DIAGNOSTIC(S) FROM PARSER:
Warning (non-fatal): Left-hand side of sampling statement (~) contains a non-linear transform of a parameter or local variable.
You must call increment_log_prob() with the log absolute determinant of the Jacobian of the transform.

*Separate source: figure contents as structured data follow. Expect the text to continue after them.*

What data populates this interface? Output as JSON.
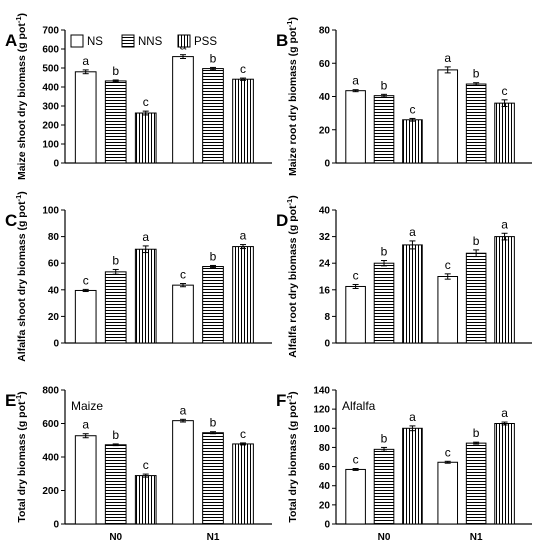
{
  "chart_data": [
    {
      "type": "bar",
      "panel": "A",
      "ylabel": "Maize shoot dry biomass (g pot",
      "ylabel_sup": "-1",
      "ylabel_tail": ")",
      "ylim": [
        0,
        700
      ],
      "yticks": [
        "0",
        "100",
        "200",
        "300",
        "400",
        "500",
        "600",
        "700"
      ],
      "categories": [
        "",
        ""
      ],
      "series": [
        {
          "name": "NS",
          "values": [
            480,
            560
          ],
          "errors": [
            10,
            10
          ],
          "letters": [
            "a",
            "a"
          ]
        },
        {
          "name": "NNS",
          "values": [
            432,
            497
          ],
          "errors": [
            5,
            6
          ],
          "letters": [
            "b",
            "b"
          ]
        },
        {
          "name": "PSS",
          "values": [
            263,
            441
          ],
          "errors": [
            10,
            6
          ],
          "letters": [
            "c",
            "c"
          ]
        }
      ],
      "legend": {
        "placement": "top-left"
      },
      "inset_label": ""
    },
    {
      "type": "bar",
      "panel": "B",
      "ylabel": "Maize root dry biomass (g pot",
      "ylabel_sup": "-1",
      "ylabel_tail": ")",
      "ylim": [
        0,
        80
      ],
      "yticks": [
        "0",
        "20",
        "40",
        "60",
        "80"
      ],
      "categories": [
        "",
        ""
      ],
      "series": [
        {
          "name": "NS",
          "values": [
            43.5,
            56
          ],
          "errors": [
            0.6,
            1.8
          ],
          "letters": [
            "a",
            "a"
          ]
        },
        {
          "name": "NNS",
          "values": [
            40.5,
            47.5
          ],
          "errors": [
            0.8,
            0.8
          ],
          "letters": [
            "b",
            "b"
          ]
        },
        {
          "name": "PSS",
          "values": [
            26,
            36
          ],
          "errors": [
            0.8,
            2
          ],
          "letters": [
            "c",
            "c"
          ]
        }
      ],
      "inset_label": ""
    },
    {
      "type": "bar",
      "panel": "C",
      "ylabel": "Alfalfa shoot dry biomass (g pot",
      "ylabel_sup": "-1",
      "ylabel_tail": ")",
      "ylim": [
        0,
        100
      ],
      "yticks": [
        "0",
        "20",
        "40",
        "60",
        "80",
        "100"
      ],
      "categories": [
        "",
        ""
      ],
      "series": [
        {
          "name": "NS",
          "values": [
            39.5,
            43.5
          ],
          "errors": [
            0.8,
            1.2
          ],
          "letters": [
            "c",
            "c"
          ]
        },
        {
          "name": "NNS",
          "values": [
            53.5,
            57.5
          ],
          "errors": [
            1.8,
            0.8
          ],
          "letters": [
            "b",
            "b"
          ]
        },
        {
          "name": "PSS",
          "values": [
            70.5,
            72.5
          ],
          "errors": [
            2.5,
            1.5
          ],
          "letters": [
            "a",
            "a"
          ]
        }
      ],
      "inset_label": ""
    },
    {
      "type": "bar",
      "panel": "D",
      "ylabel": "Alfalfa root dry biomass (g pot",
      "ylabel_sup": "-1",
      "ylabel_tail": ")",
      "ylim": [
        0,
        40
      ],
      "yticks": [
        "0",
        "8",
        "16",
        "24",
        "32",
        "40"
      ],
      "categories": [
        "",
        ""
      ],
      "series": [
        {
          "name": "NS",
          "values": [
            17,
            20
          ],
          "errors": [
            0.6,
            0.8
          ],
          "letters": [
            "c",
            "c"
          ]
        },
        {
          "name": "NNS",
          "values": [
            24,
            27
          ],
          "errors": [
            0.8,
            1
          ],
          "letters": [
            "b",
            "b"
          ]
        },
        {
          "name": "PSS",
          "values": [
            29.5,
            32
          ],
          "errors": [
            1.2,
            1
          ],
          "letters": [
            "a",
            "a"
          ]
        }
      ],
      "inset_label": ""
    },
    {
      "type": "bar",
      "panel": "E",
      "ylabel": "Total dry biomass (g pot",
      "ylabel_sup": "-1",
      "ylabel_tail": ")",
      "ylim": [
        0,
        800
      ],
      "yticks": [
        "0",
        "200",
        "400",
        "600",
        "800"
      ],
      "categories": [
        "N0",
        "N1"
      ],
      "series": [
        {
          "name": "NS",
          "values": [
            527,
            617
          ],
          "errors": [
            12,
            8
          ],
          "letters": [
            "a",
            "a"
          ]
        },
        {
          "name": "NNS",
          "values": [
            473,
            545
          ],
          "errors": [
            5,
            6
          ],
          "letters": [
            "b",
            "b"
          ]
        },
        {
          "name": "PSS",
          "values": [
            289,
            478
          ],
          "errors": [
            9,
            6
          ],
          "letters": [
            "c",
            "c"
          ]
        }
      ],
      "inset_label": "Maize"
    },
    {
      "type": "bar",
      "panel": "F",
      "ylabel": "Total dry biomass (g pot",
      "ylabel_sup": "-1",
      "ylabel_tail": ")",
      "ylim": [
        0,
        140
      ],
      "yticks": [
        "0",
        "20",
        "40",
        "60",
        "80",
        "100",
        "120",
        "140"
      ],
      "categories": [
        "N0",
        "N1"
      ],
      "series": [
        {
          "name": "NS",
          "values": [
            57,
            64.5
          ],
          "errors": [
            1,
            1
          ],
          "letters": [
            "c",
            "c"
          ]
        },
        {
          "name": "NNS",
          "values": [
            78,
            84.5
          ],
          "errors": [
            2,
            1
          ],
          "letters": [
            "b",
            "b"
          ]
        },
        {
          "name": "PSS",
          "values": [
            100,
            105
          ],
          "errors": [
            2.5,
            1.5
          ],
          "letters": [
            "a",
            "a"
          ]
        }
      ],
      "inset_label": "Alfalfa"
    }
  ],
  "colors": {
    "bar_fill": "#ffffff",
    "stroke": "#000000"
  }
}
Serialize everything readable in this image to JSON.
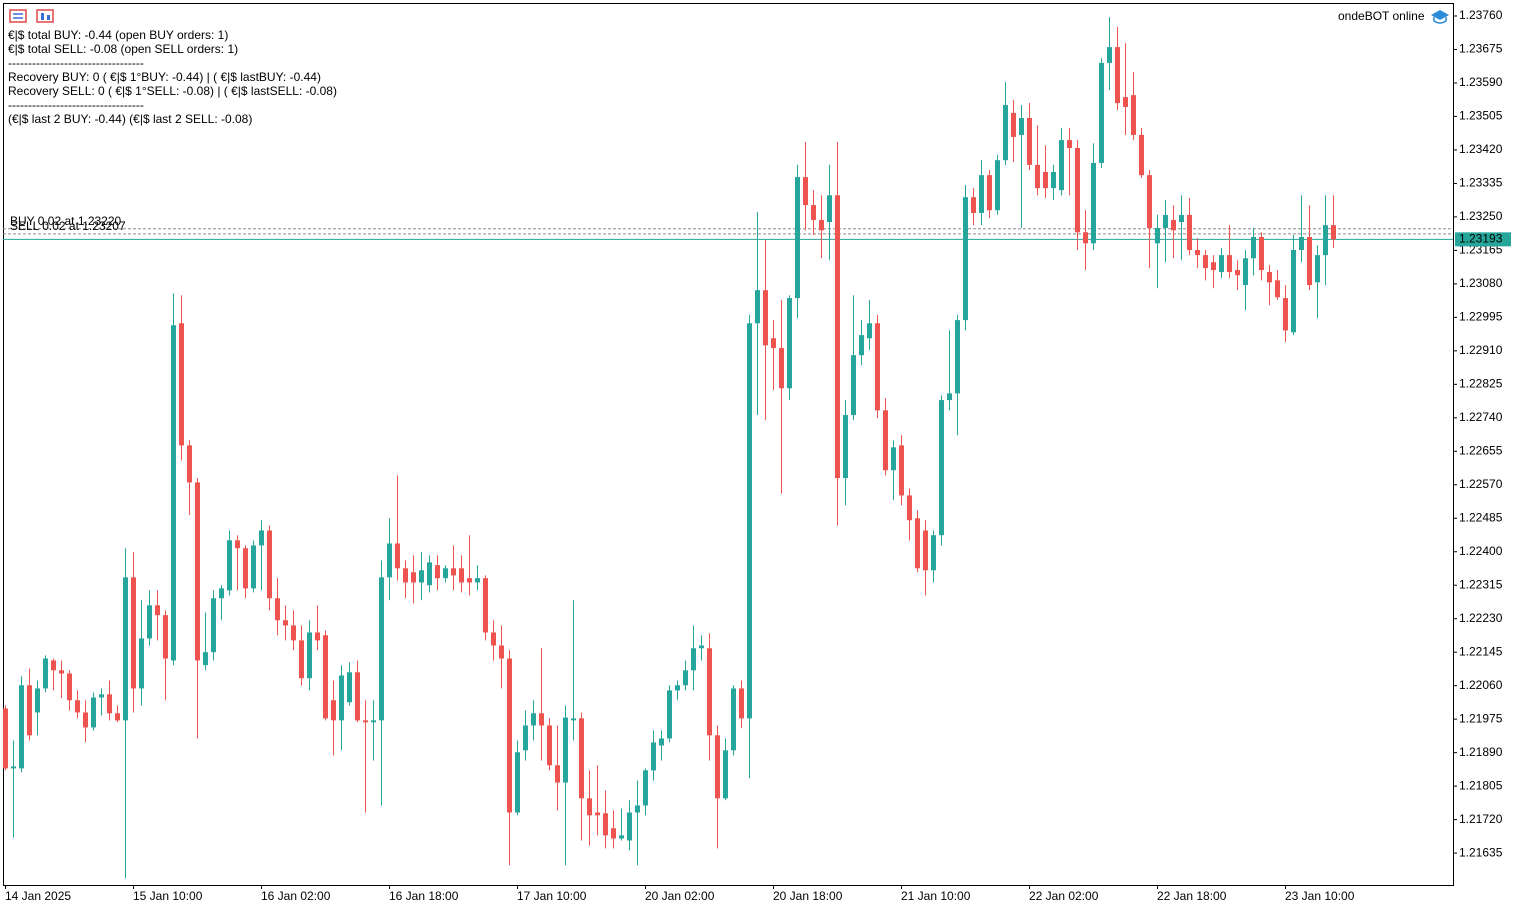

Sampling Statement left-hand-side expression:
get_base1(residual1,r,c,"residual1",1) ~ normal_log(...)
(on win 8.1, R 3.1.1)
I am not able to load my data, How can I load a test.csv, please
Hi,
DeleteI know it gives that message, it does so for me too. It comes from the second dimension calculation. I actually think it is a linear transform, so I am ignoring it.
Regarding reading a csv, R has a function read.csv which works pretty well.